Up to now I have been using OpenAI (gpt-4o-mini) as my conversation agent. It generally is awesome at correctly interpreting commands, but I feel the overall latency is just a tad too slow. This week I experimented with Gemini 2.0 Flash. It is noticeably faster for me. Based on the assist debug timings, most commands complete in 1-2s, whereas gpt-4o-mini usually is between 2.5-3.5s. It also handles all my own benchmark sentences and commands very well.
However, it seems Gemini handles scripts differently than openai. For openai I only need to say the name of the script (or the alias) and it knows to execute the script. For Gemini, I have to say “enable ”, or “turn on”. Which is a bit annoying.

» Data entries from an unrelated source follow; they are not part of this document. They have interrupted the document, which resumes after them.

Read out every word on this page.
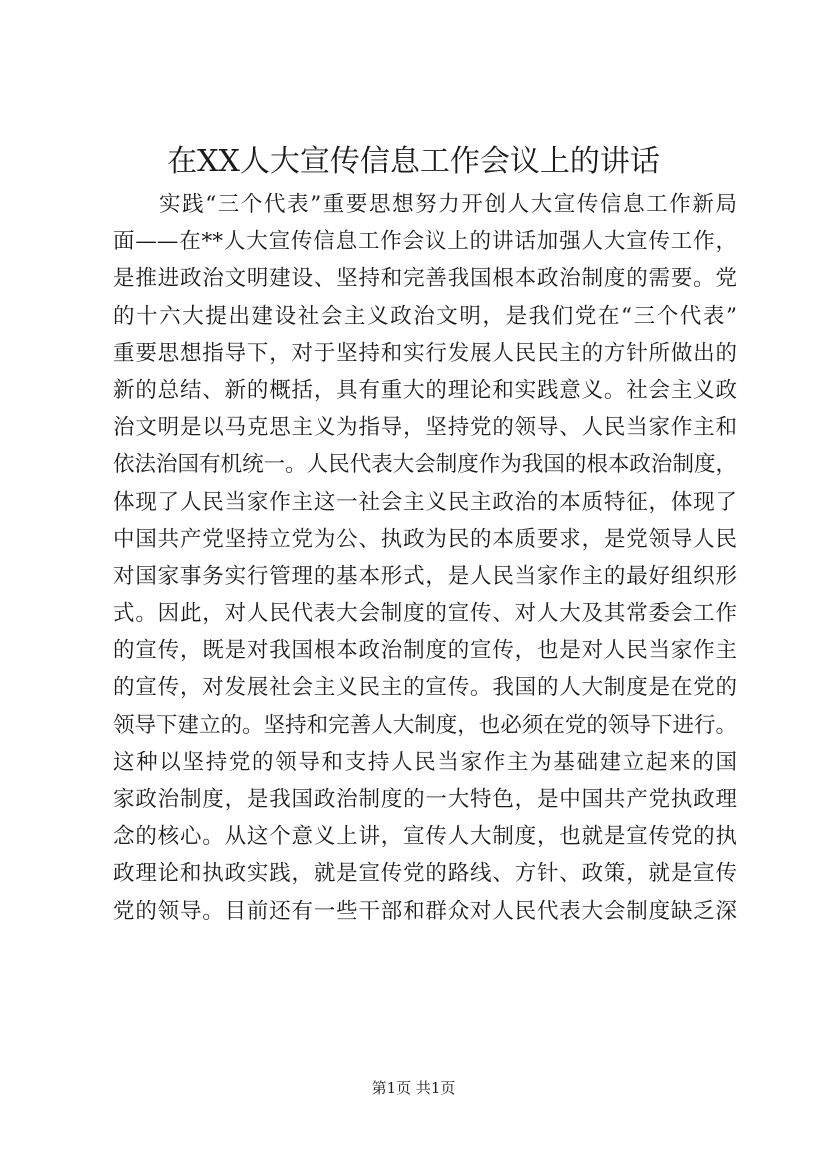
在XX人大宣传信息工作会议上的讲话
实践“三个代表”重要思想努力开创人大宣传信息工作新局
面——在**人大宣传信息工作会议上的讲话加强人大宣传工作，
是推进政治文明建设、坚持和完善我国根本政治制度的需要。党
的十六大提出建设社会主义政治文明，是我们党在“三个代表”
重要思想指导下，对于坚持和实行发展人民民主的方针所做出的
新的总结、新的概括，具有重大的理论和实践意义。社会主义政
治文明是以马克思主义为指导，坚持党的领导、人民当家作主和
依法治国有机统一。人民代表大会制度作为我国的根本政治制度，
体现了人民当家作主这一社会主义民主政治的本质特征，体现了
中国共产党坚持立党为公、执政为民的本质要求，是党领导人民
对国家事务实行管理的基本形式，是人民当家作主的最好组织形
式。因此，对人民代表大会制度的宣传、对人大及其常委会工作
的宣传，既是对我国根本政治制度的宣传，也是对人民当家作主
的宣传，对发展社会主义民主的宣传。我国的人大制度是在党的
领导下建立的。坚持和完善人大制度，也必须在党的领导下进行。
这种以坚持党的领导和支持人民当家作主为基础建立起来的国
家政治制度，是我国政治制度的一大特色，是中国共产党执政理
念的核心。从这个意义上讲，宣传人大制度，也就是宣传党的执
政理论和执政实践，就是宣传党的路线、方针、政策，就是宣传
党的领导。目前还有一些干部和群众对人民代表大会制度缺乏深
第1页 共1页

To make this concrete, imagine a “script.listen_to_the_radio”. With openai, I could simply say “Listen to radio” and it would execute that script. Now with Gemini I have to say “Enable listen to the radio” which is a bit counter intuitive. And if I have to teach my family to remember trigger words, we could just use local handling
Is there any way for Gemini, maybe some proper prompt tuning, to execute a script when it recognizes the script name or alias?
I don’t mean to say your way is bad, but this problem is solved easier with intent_script.

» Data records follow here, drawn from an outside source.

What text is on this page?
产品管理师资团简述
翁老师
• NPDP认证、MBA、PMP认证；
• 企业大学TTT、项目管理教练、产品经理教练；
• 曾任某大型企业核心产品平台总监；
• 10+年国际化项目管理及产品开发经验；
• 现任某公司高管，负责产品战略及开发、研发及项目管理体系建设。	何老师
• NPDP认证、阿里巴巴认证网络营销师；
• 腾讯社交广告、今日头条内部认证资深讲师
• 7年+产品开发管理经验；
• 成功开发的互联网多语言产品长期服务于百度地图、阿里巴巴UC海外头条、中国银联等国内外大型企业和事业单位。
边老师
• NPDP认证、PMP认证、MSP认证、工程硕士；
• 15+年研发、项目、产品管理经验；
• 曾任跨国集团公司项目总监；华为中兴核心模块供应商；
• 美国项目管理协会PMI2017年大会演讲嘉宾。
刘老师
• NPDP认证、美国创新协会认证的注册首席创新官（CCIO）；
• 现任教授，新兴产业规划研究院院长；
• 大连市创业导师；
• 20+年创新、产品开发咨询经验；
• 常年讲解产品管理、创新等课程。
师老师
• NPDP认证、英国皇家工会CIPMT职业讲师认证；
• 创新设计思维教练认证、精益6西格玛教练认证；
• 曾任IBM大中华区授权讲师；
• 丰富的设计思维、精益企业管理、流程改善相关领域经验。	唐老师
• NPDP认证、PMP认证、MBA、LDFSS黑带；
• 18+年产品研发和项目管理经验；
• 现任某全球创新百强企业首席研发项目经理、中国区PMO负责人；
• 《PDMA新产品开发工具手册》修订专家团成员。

Neural networks will change, but your commands will always work in a stable, predictable and high priority way.
add sentence
If you need exactly LLM for this task, try giving it an example of how to interact a request with a script name in promt. Somewhere on the forum I’ve seen something like this before, but I’m not sure for which integration.
I wonder if this problem could be improved with adding an instruction in the prompt to check scripts first when given a command. I’ve noticed this issue too occasionally.
I wish we had access t the exact file HA passes to the LLM. I wish I understood what and how Gemini remembers previous conversations.